Question

The statistical difference between a process operating at a 5 sigma level and a process operating at a 6 sigma level is markedly different when it comes to the number of defects present

Answer 1

True

Explanation:

A six sigma level has a lower and upper specification limits between
`\\ (\mu - 6\sigma)` and
`\\ (\mu + 6\sigma)`. It means that the probability of finding no defects in a process is, considering 12 significant figures, for values symmetrically covered for standard deviations from the mean of a normal distribution:

`\\ p = F(\mu + 6\sigma) - F(\mu - 6\sigma) = 0.999999998027`

For those with defects operating at a 6 sigma level, the probability is:

`\\ 1 - p = 1 - 0.999999998027 = 0.000000001973`

Similarly, for finding no defects in a 5 sigma level, we have:

`\\ p = F(\mu + 5\sigma) - F(\mu - 5\sigma) = 0.999999426697`.

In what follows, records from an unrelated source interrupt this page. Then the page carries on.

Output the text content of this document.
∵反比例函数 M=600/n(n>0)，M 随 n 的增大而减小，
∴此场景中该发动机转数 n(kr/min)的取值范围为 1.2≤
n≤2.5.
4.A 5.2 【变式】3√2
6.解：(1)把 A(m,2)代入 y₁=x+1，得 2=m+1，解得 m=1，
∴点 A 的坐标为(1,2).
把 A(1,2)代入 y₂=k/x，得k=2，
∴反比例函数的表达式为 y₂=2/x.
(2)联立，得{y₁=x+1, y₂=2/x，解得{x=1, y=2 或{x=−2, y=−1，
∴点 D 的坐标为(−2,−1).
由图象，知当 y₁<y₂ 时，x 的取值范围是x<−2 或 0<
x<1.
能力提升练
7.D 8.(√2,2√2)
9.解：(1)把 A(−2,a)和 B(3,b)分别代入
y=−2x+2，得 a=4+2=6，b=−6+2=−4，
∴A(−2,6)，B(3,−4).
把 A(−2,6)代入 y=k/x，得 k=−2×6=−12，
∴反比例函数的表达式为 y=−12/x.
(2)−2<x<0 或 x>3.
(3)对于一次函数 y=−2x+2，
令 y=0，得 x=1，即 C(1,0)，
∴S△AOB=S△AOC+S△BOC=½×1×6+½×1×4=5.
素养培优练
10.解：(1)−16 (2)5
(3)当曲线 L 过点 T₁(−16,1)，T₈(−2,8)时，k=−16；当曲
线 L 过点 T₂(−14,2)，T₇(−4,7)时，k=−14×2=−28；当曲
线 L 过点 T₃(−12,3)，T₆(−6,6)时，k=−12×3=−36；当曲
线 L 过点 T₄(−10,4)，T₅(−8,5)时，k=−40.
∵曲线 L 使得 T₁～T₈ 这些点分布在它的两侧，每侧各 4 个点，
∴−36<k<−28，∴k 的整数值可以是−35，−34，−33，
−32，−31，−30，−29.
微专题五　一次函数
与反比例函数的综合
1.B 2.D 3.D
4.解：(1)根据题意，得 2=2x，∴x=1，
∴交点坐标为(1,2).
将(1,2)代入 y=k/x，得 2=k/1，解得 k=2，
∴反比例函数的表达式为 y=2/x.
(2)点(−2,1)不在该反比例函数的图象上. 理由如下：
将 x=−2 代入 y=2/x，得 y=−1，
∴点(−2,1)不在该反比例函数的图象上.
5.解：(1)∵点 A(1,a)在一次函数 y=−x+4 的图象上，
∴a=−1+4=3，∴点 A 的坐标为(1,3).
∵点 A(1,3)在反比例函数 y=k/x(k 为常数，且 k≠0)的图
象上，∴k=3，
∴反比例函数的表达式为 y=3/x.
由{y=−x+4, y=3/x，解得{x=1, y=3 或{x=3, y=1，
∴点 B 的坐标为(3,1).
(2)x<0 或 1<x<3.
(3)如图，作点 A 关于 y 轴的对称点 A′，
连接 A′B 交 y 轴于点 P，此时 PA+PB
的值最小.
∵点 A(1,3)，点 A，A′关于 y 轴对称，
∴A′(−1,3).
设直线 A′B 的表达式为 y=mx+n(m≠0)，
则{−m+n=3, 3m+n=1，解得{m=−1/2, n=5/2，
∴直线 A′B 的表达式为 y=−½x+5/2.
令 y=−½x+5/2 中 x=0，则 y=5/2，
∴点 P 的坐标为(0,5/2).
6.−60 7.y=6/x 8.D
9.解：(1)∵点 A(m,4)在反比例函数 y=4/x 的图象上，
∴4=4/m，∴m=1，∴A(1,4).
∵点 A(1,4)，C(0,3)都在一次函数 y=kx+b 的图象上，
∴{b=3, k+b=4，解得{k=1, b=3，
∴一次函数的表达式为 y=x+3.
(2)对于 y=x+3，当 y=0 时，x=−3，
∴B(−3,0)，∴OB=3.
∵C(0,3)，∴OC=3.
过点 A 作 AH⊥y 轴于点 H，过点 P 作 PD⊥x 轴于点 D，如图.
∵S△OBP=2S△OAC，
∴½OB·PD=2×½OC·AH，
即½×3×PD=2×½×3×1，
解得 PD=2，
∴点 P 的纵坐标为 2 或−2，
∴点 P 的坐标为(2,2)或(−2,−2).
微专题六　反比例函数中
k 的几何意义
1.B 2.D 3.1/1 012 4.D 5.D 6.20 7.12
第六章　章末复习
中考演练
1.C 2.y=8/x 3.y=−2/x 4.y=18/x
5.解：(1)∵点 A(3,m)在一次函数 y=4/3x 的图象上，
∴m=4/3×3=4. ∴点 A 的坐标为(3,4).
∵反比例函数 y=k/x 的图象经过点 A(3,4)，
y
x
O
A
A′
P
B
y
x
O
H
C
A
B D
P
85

The probability of defects is:

`\\ 1 - p = 1 - 0.999999426697 = 0.000000573303`

Well, the defects present in a six sigma level and a five sigma level are, respectively:

`\\ {6\sigma} = 0.000000001973 = 1.973 * 10^(-9) \approx (2)/(10^9) \approx (2)/(1000000000)`

`\\ {5\sigma} = 0.000000573303 = 5.73303 * 10^(-7) \approx (6)/(10^7) \approx (6)/(10000000)`

Then, comparing both fractions, we can confirm that a 6 sigma level is markedly different when it comes to the number of defects present:

`\\ {6\sigma} \approx (2)/(10^9)` [1]

`\\ {5\sigma} \approx (6)/(10^7) = (6)/(10^7)*(10^2)/(10^2)=(600)/(10^9)` [2]

Comparing [1] and [2], a six sigma process has 2 defects per billion opportunities, whereas a five sigma process has 600 defects per billion opportunities.